= Buckingham High School =

Buckingham High School (known as BHSH, Buckingham High, or just the High School) was an English Protestant public school located on George Street (rue Georges) in the town of Buckingham, Quebec (now the Buckingham section of Gatineau Quebec).

BHS was built in 1947 on nine acres of land donated by the Albert MacLaren Estate. The school would officially open on November 7, 1947 and enrolled 230 students its first year. BHS was administered by the Papineau Protestant Central School Board. The school would graduate more than 300 students over its 21-year history.

When BHS opened, it was considered to be as modern as any school in Quebec. It boasted spacious classrooms, administrative offices, a nurse's room, an auditorium, a library, a music room, a laboratory for chemistry and physics classes, an industrial arts workshop, a home economics room, and separate girls' and boys' play rooms. The school auditorium was unusually well appointed. It included a balcony and a professionally equipped stage, complete with drop curtains, overhead lighting, and sunken footlights. The school's colors were blue and white and the school team was named "The Larks".

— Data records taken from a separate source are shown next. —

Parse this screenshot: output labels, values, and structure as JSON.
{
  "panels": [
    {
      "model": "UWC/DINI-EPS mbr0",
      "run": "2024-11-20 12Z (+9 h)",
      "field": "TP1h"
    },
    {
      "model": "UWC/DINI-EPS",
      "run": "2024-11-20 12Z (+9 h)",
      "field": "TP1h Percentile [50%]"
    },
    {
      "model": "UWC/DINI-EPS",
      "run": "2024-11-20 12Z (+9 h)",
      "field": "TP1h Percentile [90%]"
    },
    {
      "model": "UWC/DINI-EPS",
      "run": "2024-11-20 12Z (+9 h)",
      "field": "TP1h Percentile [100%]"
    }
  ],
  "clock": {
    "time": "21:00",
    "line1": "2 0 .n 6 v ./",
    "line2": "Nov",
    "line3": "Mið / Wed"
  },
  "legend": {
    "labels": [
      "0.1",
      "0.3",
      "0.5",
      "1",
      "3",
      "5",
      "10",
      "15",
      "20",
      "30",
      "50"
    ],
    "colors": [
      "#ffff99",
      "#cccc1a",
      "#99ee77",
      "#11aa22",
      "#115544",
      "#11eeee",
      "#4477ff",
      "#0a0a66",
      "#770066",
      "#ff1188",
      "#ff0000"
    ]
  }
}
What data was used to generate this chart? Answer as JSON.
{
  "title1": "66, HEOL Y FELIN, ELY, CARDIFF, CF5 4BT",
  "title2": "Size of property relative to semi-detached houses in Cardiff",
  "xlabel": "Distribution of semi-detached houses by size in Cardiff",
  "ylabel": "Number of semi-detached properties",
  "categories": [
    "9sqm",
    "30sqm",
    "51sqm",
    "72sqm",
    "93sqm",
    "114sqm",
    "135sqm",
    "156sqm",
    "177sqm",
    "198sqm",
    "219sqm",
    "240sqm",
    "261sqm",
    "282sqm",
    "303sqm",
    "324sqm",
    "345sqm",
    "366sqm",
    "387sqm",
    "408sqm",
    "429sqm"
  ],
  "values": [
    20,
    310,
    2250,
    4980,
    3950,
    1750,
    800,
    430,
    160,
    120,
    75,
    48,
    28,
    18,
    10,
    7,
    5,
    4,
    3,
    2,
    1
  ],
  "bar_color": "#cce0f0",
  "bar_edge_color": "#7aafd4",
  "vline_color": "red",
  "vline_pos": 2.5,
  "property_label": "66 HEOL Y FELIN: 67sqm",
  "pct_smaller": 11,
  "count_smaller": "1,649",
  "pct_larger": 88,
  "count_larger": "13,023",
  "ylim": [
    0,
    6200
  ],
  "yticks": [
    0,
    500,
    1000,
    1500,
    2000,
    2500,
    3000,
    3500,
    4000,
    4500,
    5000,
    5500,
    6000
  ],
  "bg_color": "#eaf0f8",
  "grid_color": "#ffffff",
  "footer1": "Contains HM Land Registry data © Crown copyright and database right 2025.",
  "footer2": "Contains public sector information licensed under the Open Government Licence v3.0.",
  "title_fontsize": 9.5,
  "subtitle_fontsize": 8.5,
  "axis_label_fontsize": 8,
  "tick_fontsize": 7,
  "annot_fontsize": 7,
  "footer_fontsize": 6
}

To accommodate growth in the student population, BHS underwent two expansions. In 1962, three classrooms and lunchroom were added. In 1964, three more classrooms were added.

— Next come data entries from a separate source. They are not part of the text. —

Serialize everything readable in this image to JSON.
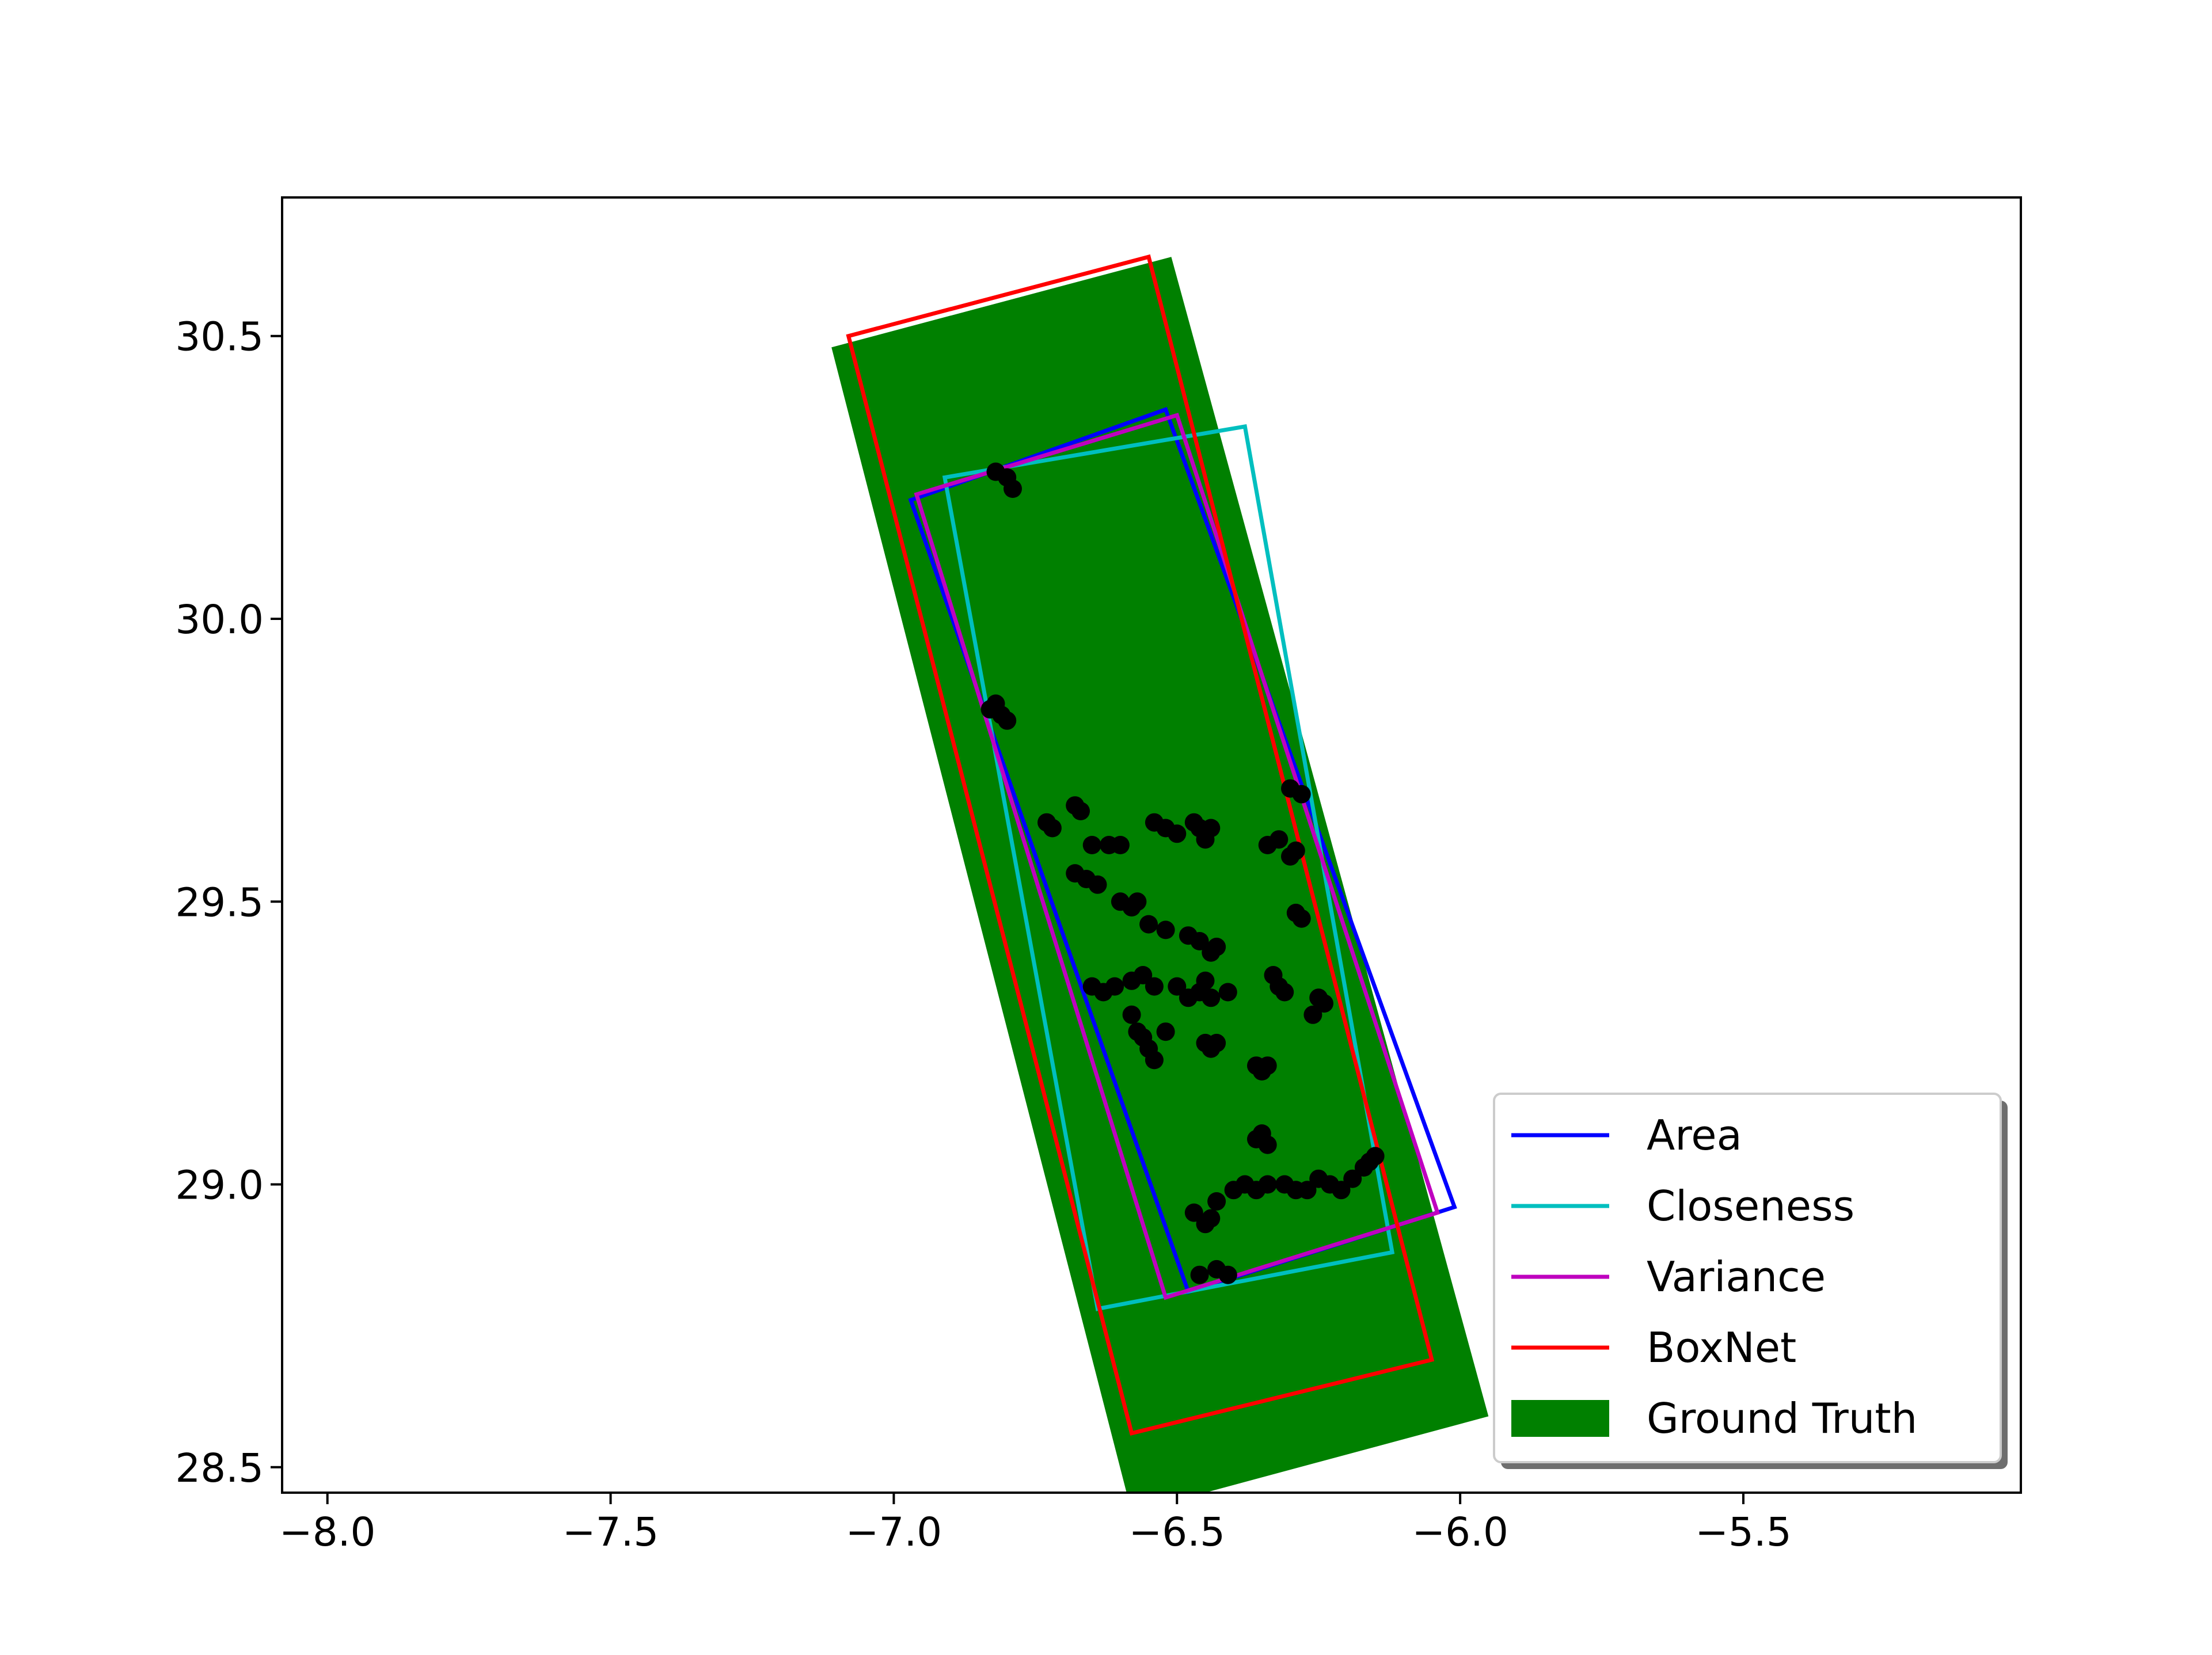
{
  "chart_data": {
    "type": "scatter",
    "title": "",
    "xlabel": "",
    "ylabel": "",
    "xlim": [
      -8.08,
      -5.01
    ],
    "ylim": [
      28.455,
      30.745
    ],
    "grid": false,
    "x_ticks": [
      {
        "value": -8.0,
        "label": "−8.0"
      },
      {
        "value": -7.5,
        "label": "−7.5"
      },
      {
        "value": -7.0,
        "label": "−7.0"
      },
      {
        "value": -6.5,
        "label": "−6.5"
      },
      {
        "value": -6.0,
        "label": "−6.0"
      },
      {
        "value": -5.5,
        "label": "−5.5"
      }
    ],
    "y_ticks": [
      {
        "value": 28.5,
        "label": "28.5"
      },
      {
        "value": 29.0,
        "label": "29.0"
      },
      {
        "value": 29.5,
        "label": "29.5"
      },
      {
        "value": 30.0,
        "label": "30.0"
      },
      {
        "value": 30.5,
        "label": "30.5"
      }
    ],
    "legend": {
      "location": "lower right",
      "entries": [
        {
          "label": "Area",
          "color": "#0000ff",
          "kind": "line"
        },
        {
          "label": "Closeness",
          "color": "#00bfbf",
          "kind": "line"
        },
        {
          "label": "Variance",
          "color": "#bf00bf",
          "kind": "line"
        },
        {
          "label": "BoxNet",
          "color": "#ff0000",
          "kind": "line"
        },
        {
          "label": "Ground Truth",
          "color": "#008000",
          "kind": "patch"
        }
      ]
    },
    "ground_truth": {
      "name": "Ground Truth",
      "color": "#008000",
      "polygon": [
        [
          -7.11,
          30.48
        ],
        [
          -6.51,
          30.64
        ],
        [
          -5.95,
          28.59
        ],
        [
          -6.58,
          28.42
        ]
      ]
    },
    "boxes": [
      {
        "name": "Area",
        "color": "#0000ff",
        "polygon": [
          [
            -6.97,
            30.21
          ],
          [
            -6.52,
            30.37
          ],
          [
            -6.01,
            28.96
          ],
          [
            -6.48,
            28.81
          ]
        ]
      },
      {
        "name": "Closeness",
        "color": "#00bfbf",
        "polygon": [
          [
            -6.91,
            30.25
          ],
          [
            -6.38,
            30.34
          ],
          [
            -6.12,
            28.88
          ],
          [
            -6.64,
            28.78
          ]
        ]
      },
      {
        "name": "Variance",
        "color": "#bf00bf",
        "polygon": [
          [
            -6.96,
            30.22
          ],
          [
            -6.5,
            30.36
          ],
          [
            -6.04,
            28.95
          ],
          [
            -6.52,
            28.8
          ]
        ]
      },
      {
        "name": "BoxNet",
        "color": "#ff0000",
        "polygon": [
          [
            -7.08,
            30.5
          ],
          [
            -6.55,
            30.64
          ],
          [
            -6.05,
            28.69
          ],
          [
            -6.58,
            28.56
          ]
        ]
      }
    ],
    "points": {
      "color": "#000000",
      "values": [
        [
          -6.82,
          30.26
        ],
        [
          -6.8,
          30.25
        ],
        [
          -6.79,
          30.23
        ],
        [
          -6.82,
          29.85
        ],
        [
          -6.81,
          29.83
        ],
        [
          -6.8,
          29.82
        ],
        [
          -6.83,
          29.84
        ],
        [
          -6.73,
          29.64
        ],
        [
          -6.72,
          29.63
        ],
        [
          -6.68,
          29.67
        ],
        [
          -6.67,
          29.66
        ],
        [
          -6.65,
          29.6
        ],
        [
          -6.62,
          29.6
        ],
        [
          -6.6,
          29.6
        ],
        [
          -6.54,
          29.64
        ],
        [
          -6.52,
          29.63
        ],
        [
          -6.5,
          29.62
        ],
        [
          -6.47,
          29.64
        ],
        [
          -6.46,
          29.63
        ],
        [
          -6.44,
          29.63
        ],
        [
          -6.45,
          29.61
        ],
        [
          -6.68,
          29.55
        ],
        [
          -6.66,
          29.54
        ],
        [
          -6.64,
          29.53
        ],
        [
          -6.6,
          29.5
        ],
        [
          -6.58,
          29.49
        ],
        [
          -6.57,
          29.5
        ],
        [
          -6.55,
          29.46
        ],
        [
          -6.52,
          29.45
        ],
        [
          -6.48,
          29.44
        ],
        [
          -6.46,
          29.43
        ],
        [
          -6.44,
          29.41
        ],
        [
          -6.43,
          29.42
        ],
        [
          -6.65,
          29.35
        ],
        [
          -6.63,
          29.34
        ],
        [
          -6.61,
          29.35
        ],
        [
          -6.58,
          29.36
        ],
        [
          -6.56,
          29.37
        ],
        [
          -6.54,
          29.35
        ],
        [
          -6.5,
          29.35
        ],
        [
          -6.48,
          29.33
        ],
        [
          -6.46,
          29.34
        ],
        [
          -6.44,
          29.33
        ],
        [
          -6.41,
          29.34
        ],
        [
          -6.45,
          29.36
        ],
        [
          -6.58,
          29.3
        ],
        [
          -6.57,
          29.27
        ],
        [
          -6.56,
          29.26
        ],
        [
          -6.55,
          29.24
        ],
        [
          -6.54,
          29.22
        ],
        [
          -6.52,
          29.27
        ],
        [
          -6.45,
          29.25
        ],
        [
          -6.44,
          29.24
        ],
        [
          -6.43,
          29.25
        ],
        [
          -6.36,
          29.21
        ],
        [
          -6.35,
          29.2
        ],
        [
          -6.34,
          29.21
        ],
        [
          -6.33,
          29.37
        ],
        [
          -6.32,
          29.35
        ],
        [
          -6.31,
          29.34
        ],
        [
          -6.25,
          29.33
        ],
        [
          -6.24,
          29.32
        ],
        [
          -6.26,
          29.3
        ],
        [
          -6.29,
          29.48
        ],
        [
          -6.28,
          29.47
        ],
        [
          -6.34,
          29.6
        ],
        [
          -6.32,
          29.61
        ],
        [
          -6.3,
          29.58
        ],
        [
          -6.29,
          29.59
        ],
        [
          -6.3,
          29.7
        ],
        [
          -6.28,
          29.69
        ],
        [
          -6.36,
          29.08
        ],
        [
          -6.34,
          29.07
        ],
        [
          -6.35,
          29.09
        ],
        [
          -6.43,
          28.97
        ],
        [
          -6.4,
          28.99
        ],
        [
          -6.38,
          29.0
        ],
        [
          -6.36,
          28.99
        ],
        [
          -6.34,
          29.0
        ],
        [
          -6.31,
          29.0
        ],
        [
          -6.29,
          28.99
        ],
        [
          -6.27,
          28.99
        ],
        [
          -6.25,
          29.01
        ],
        [
          -6.23,
          29.0
        ],
        [
          -6.21,
          28.99
        ],
        [
          -6.19,
          29.01
        ],
        [
          -6.17,
          29.03
        ],
        [
          -6.16,
          29.04
        ],
        [
          -6.15,
          29.05
        ],
        [
          -6.47,
          28.95
        ],
        [
          -6.45,
          28.93
        ],
        [
          -6.44,
          28.94
        ],
        [
          -6.46,
          28.84
        ],
        [
          -6.43,
          28.85
        ],
        [
          -6.41,
          28.84
        ]
      ]
    }
  }
}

Buckingham High School offered Grades 1 to Grade 11 (junior matriculation) and drew its students from a wide area. Originally, students came from Buckingham and Masson (Masson-Angers, Quebec) as well as from farms and rural homes east and west of the Lièvre (Du Lièvre River) River (The Inlet, Long Lake, Mayo, (Mayo, Quebec), Silver Creek, Glen Almond, Donaldson Lake, etc.).

Over the years the school would grow into a regional education center. By the early 1960s students from Thurso, Quebec and Montebello, Quebec were being bussed to BHS for Grades 10 and 11. The school also included students from small communities like Poltimore, Namur, Quebec, Val-des-Bois, Quebec, and Notre-Dame-du-Laus, Quebec. Enrollment would peak at about 400 students. Typically there were about 120 high school students at BHS, including 10 to 20 students in the graduating class.

Buckingham High School had three long term Principals – J.C. (Clifford) Moore, the school's founding Principal (1947 – 1957), K.J. (Keith) Dowd (1958 – 1962), and C.A. (Clyde) MacTavish (1964 – 1967). Moore is credited with creating an educational culture that made BHS a well rounded and enjoyable school to attend. Dowd's achievements include the coining of the school's motto (No Reward Without Work) and establishing an academic regime that let the school cope successfully with the prevailing departmental examinations. (As someone who attended the school when the school's motto was coined, my clear recollection is that we had a competition to decide what the motto would be and Mr. Dowd made the choice. The motto was coined by James Belisle.) MacTavish is remembered for solving the discipline challenge that BHS faced in a manner that let the school become a civil place to teach and learn.

In the late 1940s and early 1950s Buckingham High School established a modus operandi that would prove surprisingly constant during its 21-year history.

School days at BHS were bracketed by school bus arrivals and departures. Buses arrived at 8:45 and classes began at 9:00 (the line up bell sounded at 8:50). School was dismissed at 3:45 and buses left the school at 4:00. In the winter it was not unusual for rural students to have to ski to bus stops. No matter what the weather might be, school buses almost always ran. The school had very few "snow days".

The curriculum at Buckingham High School was collegiate in nature. Course offerings were limited – mathematics (algebra, geometry & trigonometry), English, French, science (physics & chemistry), as well as history and geography. Latin was offered in the 1950s but this course was dropped due to insufficient enrolment. There were no optional courses beyond high school industrial arts for the boys and home economics for the girls. In the early sixties two additional courses were added to the school program for graduating Grade 11 students – North American Literature and a Grade 12 mathematics course, Intermediate Algebra.

Students at BHS faced standardized provincial Departmental examinations in Grade 7 and in Grades 10 and 11. The Grade 7 and Grade 10 exams were set provincially but were marked by the high school's teachers using provincially supplied marking keys. The Grade 11 exams were set and marked in Quebec City.

In 1968, Buckingham High School was closed and students attending the high school were transferred to Philemon Wright High School in the Hull section of Gatineau, Quebec.

Today the old Buckingham High School building is still in use. The school is now called Buckingham Elementary School. It serves English elementary school students from Pre-Kindergarten (4 year olds) to Cycle 3, Year 2 students (formerly known as Grade 6) and is administered by the Western Québec School Board.